God’s Word is sown in our hearts, and it is there that he calls us. We are born with the desire, or spiritual hunger, to seek God, but we must truly listen for this invitation. As I’ve mentioned, to do that, we have to do something we often resist: Be still, get out of the way, and let God do the talking. We have to be willing to follow Jesus into the desert and let him feed us with the bread from heaven.
“Ask and it will be given to you; seek and you will find; knock and the door will be opened to you,” Jesus tells us in the Gospel of Matthew (7:7-8). “For everyone who asks, receives; and the one who seeks, finds; and to the one who knocks, the door will be opened.”
We all do well to reflect on these words and what they really mean. If we are willing to follow Jesus into the desert, to be fed, to seek, to knock, to ask, what is it we truly desire—deep down in our souls, which words cannot begin to express?
“What do you want me to do for you?”
Actually, he asks the same question twice. First, he asks two of his apostles, James and John. They ask for power and glory. Wrong answer. Next he asks a blind beggar by the road, who says, “Master, I want to see.” In other words, “I want to see you, follow you.” His was the correct answer because while he asked from his deepest need, his focus was on Jesus and not himself, nor his preconceived ideas and expectations.
“What do you want me to do for you?” It takes a hungry heart to answer that question truthfully. That scares a lot of people because it means being vulnerable, acknowledging our need. We don’t like to feel that way. We don’t want to be hungry. We want to be full. But too often we fill ourselves with the wrong things and are left dissatisfied. Only the Bread of Life satisfies.
Prayer teaches us how to enter into the question. And it must be pure prayer from the heart, arising from that personal hunger—that need. It must be fiery prayer, beyond words, immersed in the love of God, as John Cassian would say.
The story is told of St. John Vianney noticing an old farmer who would sit for hours in a church. One day, he asked the farmer what he was doing. He replied, “God looks at me, and I look at him.”

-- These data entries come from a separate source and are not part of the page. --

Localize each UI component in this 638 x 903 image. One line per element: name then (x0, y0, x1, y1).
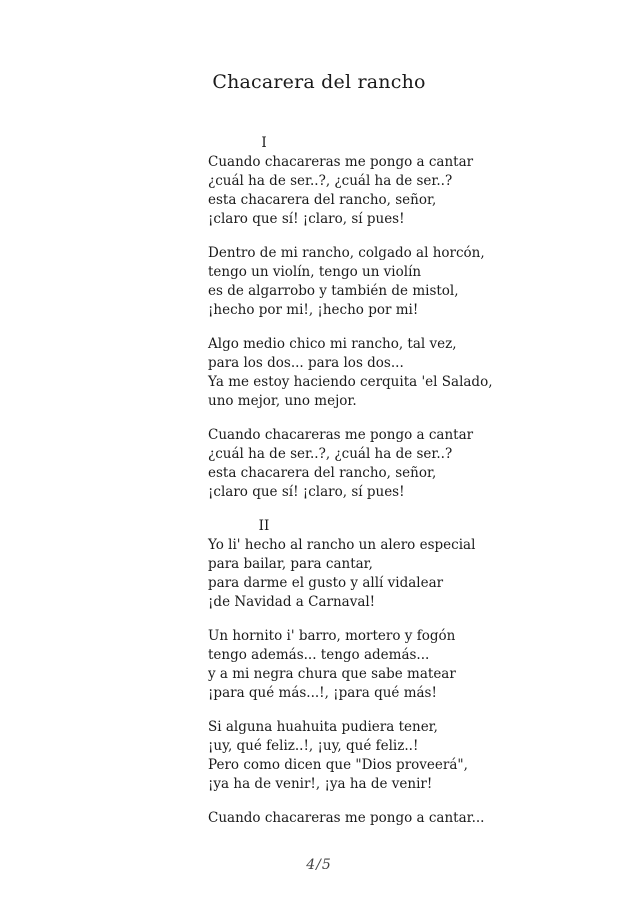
verse-line: ¡hecho por mi!, ¡hecho por mi! (208, 302, 419, 318)
verse-line: es de algarrobo y también de mistol, (208, 283, 459, 299)
verse-line: y a mi negra chura que sabe matear (208, 666, 456, 682)
section-2 (208, 517, 508, 828)
stanza (208, 244, 508, 320)
verse-line: Si alguna huahuita pudiera tener, (208, 719, 438, 735)
verse-line: Cuando chacareras me pongo a cantar (208, 427, 474, 443)
stanza (208, 335, 508, 411)
page-title: Chacarera del rancho (212, 71, 426, 93)
stanza (208, 627, 508, 703)
verse-line: ¡para qué más...!, ¡para qué más! (208, 685, 437, 701)
stanza (208, 153, 508, 229)
verse-line: Cuando chacareras me pongo a cantar (208, 154, 474, 170)
section-marker: II (258, 518, 270, 534)
verse-line: Pero como dicen que "Dios proveerá", (208, 757, 468, 773)
verse-line: para darme el gusto y allí vidalear (208, 575, 444, 591)
verse-line: para bailar, para cantar, (208, 556, 373, 572)
verse-line: tengo un violín, tengo un violín (208, 264, 422, 280)
verse-line: uno mejor, uno mejor. (208, 393, 357, 409)
verse-line: ¿cuál ha de ser..?, ¿cuál ha de ser..? (208, 173, 453, 189)
verse-line: Ya me estoy haciendo cerquita 'el Salado, (208, 374, 493, 390)
verse-line: tengo además... tengo además... (208, 647, 430, 663)
verse-line: esta chacarera del rancho, señor, (208, 192, 437, 208)
stanza (208, 426, 508, 502)
verse-line: Dentro de mi rancho, colgado al horcón, (208, 245, 485, 261)
verse-line: ¡claro que sí! ¡claro, sí pues! (208, 211, 405, 227)
verse-line: Cuando chacareras me pongo a cantar... (208, 810, 485, 826)
verse-line: ¡claro que sí! ¡claro, sí pues! (208, 484, 405, 500)
verse-line: Yo li' hecho al rancho un alero especial (208, 537, 476, 553)
section-marker: I (261, 135, 267, 151)
stanza (208, 718, 508, 794)
stanza (208, 809, 508, 828)
verse-line: ¡ya ha de venir!, ¡ya ha de venir! (208, 776, 433, 792)
poem-body (208, 134, 508, 828)
verse-line: ¡de Navidad a Carnaval! (208, 594, 376, 610)
verse-line: ¡uy, qué feliz..!, ¡uy, qué feliz..! (208, 738, 419, 754)
verse-line: Algo medio chico mi rancho, tal vez, (208, 336, 457, 352)
stanza (208, 536, 508, 612)
verse-line: Un hornito i' barro, mortero y fogón (208, 628, 456, 644)
verse-line: para los dos... para los dos... (208, 355, 404, 371)
verse-line: esta chacarera del rancho, señor, (208, 465, 437, 481)
page-number: 4/5 (306, 857, 332, 873)
section-1 (208, 134, 508, 502)
verse-line: ¿cuál ha de ser..?, ¿cuál ha de ser..? (208, 446, 453, 462)
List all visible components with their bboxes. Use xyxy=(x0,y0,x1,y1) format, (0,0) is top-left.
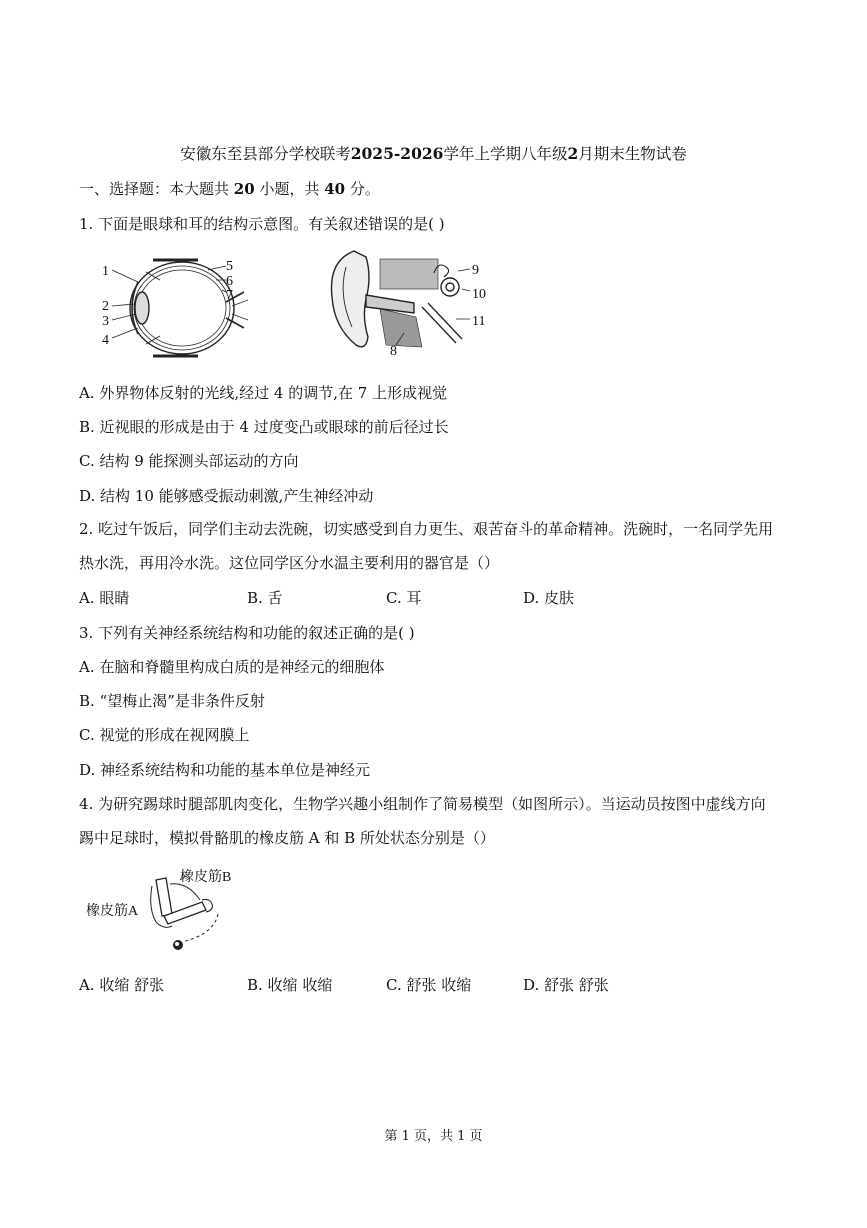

This is contemplation, and we are all called to it. In heaven, we will spend an eternity doing it. Here, by God’s grace, we are given a foretaste if we are open to it. It is not complicated, and it cannot be taught. It requires only a heart completely open to God’s grace.
As Christians—especially men—we sometimes tend to over-intellectualize prayer and the spiritual life, to classify it, and systematize it. Monks do it, too. We make it something to be studied and taught, something to produce practical results like a good moral life. That is all good and necessary. Our prayer must be informed, have structure, be communal, and make us better people.
But that is not all the invitation to prayer involves. God did not become man merely to teach or introduce a system of moral conduct, or to inspire our involvement in a myriad of activities and programs. Jesus came to love us, to call us, to draw us, to invite us into his saving action of grace. We are called Christians not because of what we do, but because of who we are. “Come to me,” Jesus says, to discover who you are truly meant to be.
In this invitation, God promises us his presence. “I am with you,” he says repeatedly in Scripture. The gift of presence is the most valuable gift we can either receive or give. It is the gift of self. Prayer is simply being present to God, who is always present to us.
“What do you want me to do for you? Ask and it will be given you.”
Whatever the answer to that question might be for each of us, God has accomplished it in Christ, and he reveals it through our hunger. Our deepest desires are satisfied by our greatest needs.